The Real Risk of China’s Engagement in Panama
What Happened: U.S. President Donald Trump has stoked controversy – and alarm – with his insistence that the United States must regain control over the Panama Canal. Behind this demand lurks concern about China’s growing influence in Panama in general, and over the canal specifically, since the two countries established diplomatic relations in 2017. While Trump’s repeated claims that China controls the Panama Canal are baseless, Beijing’s influence in Panama – and potential to disrupt the canal – is real.
In terms of China-Panama relations, “the real issue is the scope of its commercial presence there,” explains R. Evan Ellis, Latin America Research Professor with the U.S. Army War College. Most notably, Chinese company “Hutchison operates ports on both the Atlantic and Pacific sides of the canal… under extremely generous terms and under non-transparent conditions.” COSCO, a Chinese SOE, is one of the canal’s biggest customers. A laundry list of other Chinese firms, both state-owned and private, are involved in big-ticket infrastructure and development projects throughout the country. Beyond the economic links, China’s government has been specifically courting “individual Panamanian academics, businesspeople, politicians, journalists, government officials, and others” through free trips to China, business opportunities, and scholarships.
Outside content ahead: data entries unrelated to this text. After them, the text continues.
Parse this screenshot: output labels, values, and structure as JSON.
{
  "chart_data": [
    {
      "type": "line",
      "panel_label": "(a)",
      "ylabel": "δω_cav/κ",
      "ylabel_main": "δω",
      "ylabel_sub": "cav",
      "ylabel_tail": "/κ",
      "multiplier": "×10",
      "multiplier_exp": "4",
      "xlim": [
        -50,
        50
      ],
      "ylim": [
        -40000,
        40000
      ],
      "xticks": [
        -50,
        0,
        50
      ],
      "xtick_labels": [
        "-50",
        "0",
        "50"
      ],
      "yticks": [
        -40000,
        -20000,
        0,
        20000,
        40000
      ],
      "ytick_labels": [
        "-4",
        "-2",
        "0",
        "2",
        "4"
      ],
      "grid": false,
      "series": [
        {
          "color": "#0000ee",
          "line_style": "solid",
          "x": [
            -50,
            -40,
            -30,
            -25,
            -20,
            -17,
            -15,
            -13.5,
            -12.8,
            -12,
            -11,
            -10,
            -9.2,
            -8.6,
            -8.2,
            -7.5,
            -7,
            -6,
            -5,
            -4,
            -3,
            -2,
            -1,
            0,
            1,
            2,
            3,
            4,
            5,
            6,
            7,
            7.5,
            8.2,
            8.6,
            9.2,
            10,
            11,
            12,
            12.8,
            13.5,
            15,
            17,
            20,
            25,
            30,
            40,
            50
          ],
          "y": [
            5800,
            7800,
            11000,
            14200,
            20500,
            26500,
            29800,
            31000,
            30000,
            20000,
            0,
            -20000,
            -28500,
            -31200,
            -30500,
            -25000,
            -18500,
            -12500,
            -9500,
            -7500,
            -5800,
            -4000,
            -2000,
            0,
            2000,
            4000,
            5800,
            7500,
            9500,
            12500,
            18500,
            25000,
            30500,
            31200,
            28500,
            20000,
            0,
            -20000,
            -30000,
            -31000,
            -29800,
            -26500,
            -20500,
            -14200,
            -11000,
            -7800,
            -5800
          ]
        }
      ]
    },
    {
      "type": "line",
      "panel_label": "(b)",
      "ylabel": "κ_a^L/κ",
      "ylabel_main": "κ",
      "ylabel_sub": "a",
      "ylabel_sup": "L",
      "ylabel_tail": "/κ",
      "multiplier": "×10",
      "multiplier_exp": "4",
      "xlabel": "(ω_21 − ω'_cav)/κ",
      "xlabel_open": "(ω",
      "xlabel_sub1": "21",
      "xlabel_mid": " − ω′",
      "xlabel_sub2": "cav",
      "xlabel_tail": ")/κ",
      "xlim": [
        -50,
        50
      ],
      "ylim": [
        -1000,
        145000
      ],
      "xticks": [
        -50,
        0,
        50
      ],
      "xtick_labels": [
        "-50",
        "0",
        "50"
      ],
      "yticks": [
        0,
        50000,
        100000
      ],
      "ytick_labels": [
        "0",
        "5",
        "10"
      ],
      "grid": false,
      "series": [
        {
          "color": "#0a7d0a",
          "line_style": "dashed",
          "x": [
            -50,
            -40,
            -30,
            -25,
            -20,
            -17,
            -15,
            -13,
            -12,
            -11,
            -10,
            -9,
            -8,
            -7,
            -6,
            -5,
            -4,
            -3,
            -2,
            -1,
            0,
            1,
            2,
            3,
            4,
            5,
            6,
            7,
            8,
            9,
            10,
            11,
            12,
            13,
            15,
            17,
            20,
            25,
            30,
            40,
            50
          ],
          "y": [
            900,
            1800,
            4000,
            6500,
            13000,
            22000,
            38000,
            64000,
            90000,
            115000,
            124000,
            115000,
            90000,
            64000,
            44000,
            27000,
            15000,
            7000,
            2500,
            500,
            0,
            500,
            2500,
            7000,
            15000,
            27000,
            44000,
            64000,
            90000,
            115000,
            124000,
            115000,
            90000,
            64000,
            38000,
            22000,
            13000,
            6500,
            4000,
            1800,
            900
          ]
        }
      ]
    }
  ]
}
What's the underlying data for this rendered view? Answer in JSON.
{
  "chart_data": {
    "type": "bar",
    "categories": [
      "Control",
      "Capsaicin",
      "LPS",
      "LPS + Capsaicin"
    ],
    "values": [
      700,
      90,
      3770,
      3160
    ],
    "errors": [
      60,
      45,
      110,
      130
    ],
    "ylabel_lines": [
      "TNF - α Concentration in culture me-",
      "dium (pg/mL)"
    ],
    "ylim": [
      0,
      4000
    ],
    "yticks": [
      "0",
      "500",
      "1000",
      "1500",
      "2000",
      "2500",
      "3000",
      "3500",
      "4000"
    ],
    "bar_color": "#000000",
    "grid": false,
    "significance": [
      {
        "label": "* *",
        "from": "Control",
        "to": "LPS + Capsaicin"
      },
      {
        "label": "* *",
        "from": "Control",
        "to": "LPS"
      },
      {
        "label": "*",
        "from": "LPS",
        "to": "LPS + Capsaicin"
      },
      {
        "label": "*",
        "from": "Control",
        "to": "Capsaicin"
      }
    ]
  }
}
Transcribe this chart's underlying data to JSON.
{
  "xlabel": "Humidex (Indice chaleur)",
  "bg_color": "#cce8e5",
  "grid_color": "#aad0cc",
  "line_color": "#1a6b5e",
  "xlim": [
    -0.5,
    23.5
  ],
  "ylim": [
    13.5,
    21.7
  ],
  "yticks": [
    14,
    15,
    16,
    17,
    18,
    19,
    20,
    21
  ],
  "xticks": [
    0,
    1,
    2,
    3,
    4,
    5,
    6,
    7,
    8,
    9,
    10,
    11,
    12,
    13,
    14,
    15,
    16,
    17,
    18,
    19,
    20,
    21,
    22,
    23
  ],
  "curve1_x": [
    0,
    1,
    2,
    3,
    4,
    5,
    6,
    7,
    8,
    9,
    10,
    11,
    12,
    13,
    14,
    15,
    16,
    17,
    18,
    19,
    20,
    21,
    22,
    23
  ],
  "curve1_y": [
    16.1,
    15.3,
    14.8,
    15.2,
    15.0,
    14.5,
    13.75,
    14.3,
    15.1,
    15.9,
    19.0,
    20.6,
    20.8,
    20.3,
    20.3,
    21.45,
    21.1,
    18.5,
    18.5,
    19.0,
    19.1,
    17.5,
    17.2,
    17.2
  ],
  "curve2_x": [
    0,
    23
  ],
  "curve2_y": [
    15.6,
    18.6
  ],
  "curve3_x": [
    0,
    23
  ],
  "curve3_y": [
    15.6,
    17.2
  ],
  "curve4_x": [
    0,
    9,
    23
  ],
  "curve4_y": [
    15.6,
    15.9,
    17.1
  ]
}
What Comes Next: “China’s efforts have created a worrisome web of relationships of interest, with the potential to be exploited by Beijing for information, favors, or other purposes,” Ellis concludes. That includes the potential to covertly sabotage the Panama Canal in a worst-case scenario. But the problem won’t be solved by an aggressive U.S. push to seize the canal. Instead, shoring up Panama’s transparency and anti-corruption efforts across the board would help remove the potential for illicit influence peddling by China – or any other foreign actor.